26389René Pujol, est-il besoin de le présenter ? Malheureusement, oui. Je dis « malheureusement », car le bonhomme aurait mérité que son nom brûle les lèvres des lecteurs à travers les siècles.

Ce n'est apparemment pas le cas, car, même moi, fan absolu d'auteurs français de romans policiers, appréciant également les proses d'antan, il m'a fallu des circonstances toutes particulières pour découvrir cet auteur qui n'était pas qu'écrivain, mais également scénariste et réalisateur. Il a d'ailleurs fait débuter, comme je l'avais précisé dans la critique du premier roman que j'avais lu de René Pujol, Jean Gabin en personne et ce n'est quand même pas rien.

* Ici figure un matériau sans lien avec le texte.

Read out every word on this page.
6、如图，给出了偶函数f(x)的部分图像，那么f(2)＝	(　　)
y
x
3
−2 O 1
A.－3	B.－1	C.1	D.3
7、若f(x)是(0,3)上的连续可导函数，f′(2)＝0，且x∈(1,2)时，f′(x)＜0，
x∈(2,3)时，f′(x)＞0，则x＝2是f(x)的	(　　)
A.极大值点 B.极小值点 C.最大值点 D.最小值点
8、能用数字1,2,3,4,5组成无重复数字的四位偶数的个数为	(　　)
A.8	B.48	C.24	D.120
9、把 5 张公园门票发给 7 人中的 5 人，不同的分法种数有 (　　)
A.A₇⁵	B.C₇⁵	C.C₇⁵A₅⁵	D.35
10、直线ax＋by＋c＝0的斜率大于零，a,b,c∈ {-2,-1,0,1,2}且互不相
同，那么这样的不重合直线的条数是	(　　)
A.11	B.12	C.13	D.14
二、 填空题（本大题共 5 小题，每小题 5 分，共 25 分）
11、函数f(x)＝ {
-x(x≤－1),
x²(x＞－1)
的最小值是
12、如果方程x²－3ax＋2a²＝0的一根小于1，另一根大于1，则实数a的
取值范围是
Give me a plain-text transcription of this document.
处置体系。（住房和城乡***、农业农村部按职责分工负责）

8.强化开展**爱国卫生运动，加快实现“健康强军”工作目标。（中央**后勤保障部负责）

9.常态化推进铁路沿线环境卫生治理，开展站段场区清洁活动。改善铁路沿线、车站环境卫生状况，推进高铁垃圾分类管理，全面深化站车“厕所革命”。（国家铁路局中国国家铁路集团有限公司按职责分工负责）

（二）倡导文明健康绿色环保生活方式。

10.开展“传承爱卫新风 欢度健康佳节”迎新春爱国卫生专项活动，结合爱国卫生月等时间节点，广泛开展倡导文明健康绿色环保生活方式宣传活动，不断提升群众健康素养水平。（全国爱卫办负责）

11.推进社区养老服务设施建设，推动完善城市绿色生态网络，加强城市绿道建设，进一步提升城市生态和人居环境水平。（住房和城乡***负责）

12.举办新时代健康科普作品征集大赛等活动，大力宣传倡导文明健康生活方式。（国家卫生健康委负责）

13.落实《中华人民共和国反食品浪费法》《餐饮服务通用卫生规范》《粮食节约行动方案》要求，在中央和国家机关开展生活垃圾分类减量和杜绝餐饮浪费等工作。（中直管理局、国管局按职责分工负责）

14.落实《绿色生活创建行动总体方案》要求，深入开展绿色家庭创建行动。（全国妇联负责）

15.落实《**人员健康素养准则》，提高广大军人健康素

Bref, après avoir lu et apprécié le roman « Le détective bizarre » de l'auteur, je me suis jeté sur un second, « La résurrection de M. Corme » et ce ne sera pas le dernier roman de lui que je lirais.

La résurrection de Monsieur Corme : Qu'est-ce qui ressemble le plus à un Monsieur Corme qu'un autre Monsieur Corme ? Rien, bien évidemment, c'est la raison pour laquelle le riche Charles Corme, propose à son pauvre cousin Jacques, qui lui ressemble comme deux gouttes d'eau jumelles, de prendre sa place dans sa luxueuse demeure à la campagne pendant quelques mois. Bien évidemment, même si Charles ne veut donner les raisons qui le poussent à cette extrémité, Jacques est persuadé qu'il va courir un danger en changeant d'identité, mais, habitué à vivre dans la misère, la perspective d'avoir une vie de Pacha pendant un temps, même si le prix a en payer est celui de sa vie, il va très vite accepter et aussi vite se rendre compte que ses craintes étaient fondées...

René Pujol manie sa plume avec légèreté et humour et sait nous proposer des personnages intéressants et touchants, et ce, même en utilisant un artifice, qui ici n'en est pas un, qui sera par la suite usé jusqu'à la corde par les écrivains et les scénaristes de tous poils : le « jumeau ».

Car ici, point de surprise, les deux principaux personnages se ressemblent comme des jumeaux et c'est même là le point de départ du livre.

Mais, Jacques et Charles ne se ressemblent que physiquement. Leurs caractères sont diamétralement opposés et, si l'un a tout à gagner à laisser sa place, l'autre n'a plus rien à perdre si ce n'est sa vie, mais sa vie est tellement miséreuse que le prix ne sera pas trop élevé.

En prenant la place de Charles, Jacques se retrouve affublé d'un drôle de majordome qui, en plus d'être mystérieux et parfois inquiétant, est sourd et muet.

À peine Jacques est-il entré dans la peau de Charles qu'on cherche à la lui trouer. Décidément, son instinct avait raison, le danger est bien présent. Mais entre le fait de n'avoir plus rien à perdre et la curiosité qui le pousse à connaître le fin mot de l'histoire : qui veut tuer son cousin et, surtout, pourquoi ?

Toutes les qualités présentes dans « Le détective bizarre » se retrouvent ici aussi malgré les quelques années qui séparent les deux ouvrages et le fait, qu'entre les deux, René Pujol s'est lancé dans le cinéma à corps perdu.

René Pujol sait conduire son histoire, faire avancer ses personnages, en maintenant le plaisir de lecture jusqu'au bout.

Au final, une bonne lecture, qui fait suite à une autre bonne lecture et qui donne très envie de se plonger dans la bibliographie de l'auteur, ce que je fais également en tant qu'éditeur en préparant des rééditions de textes plus courts de René Pujol pour une future nouvelle collection.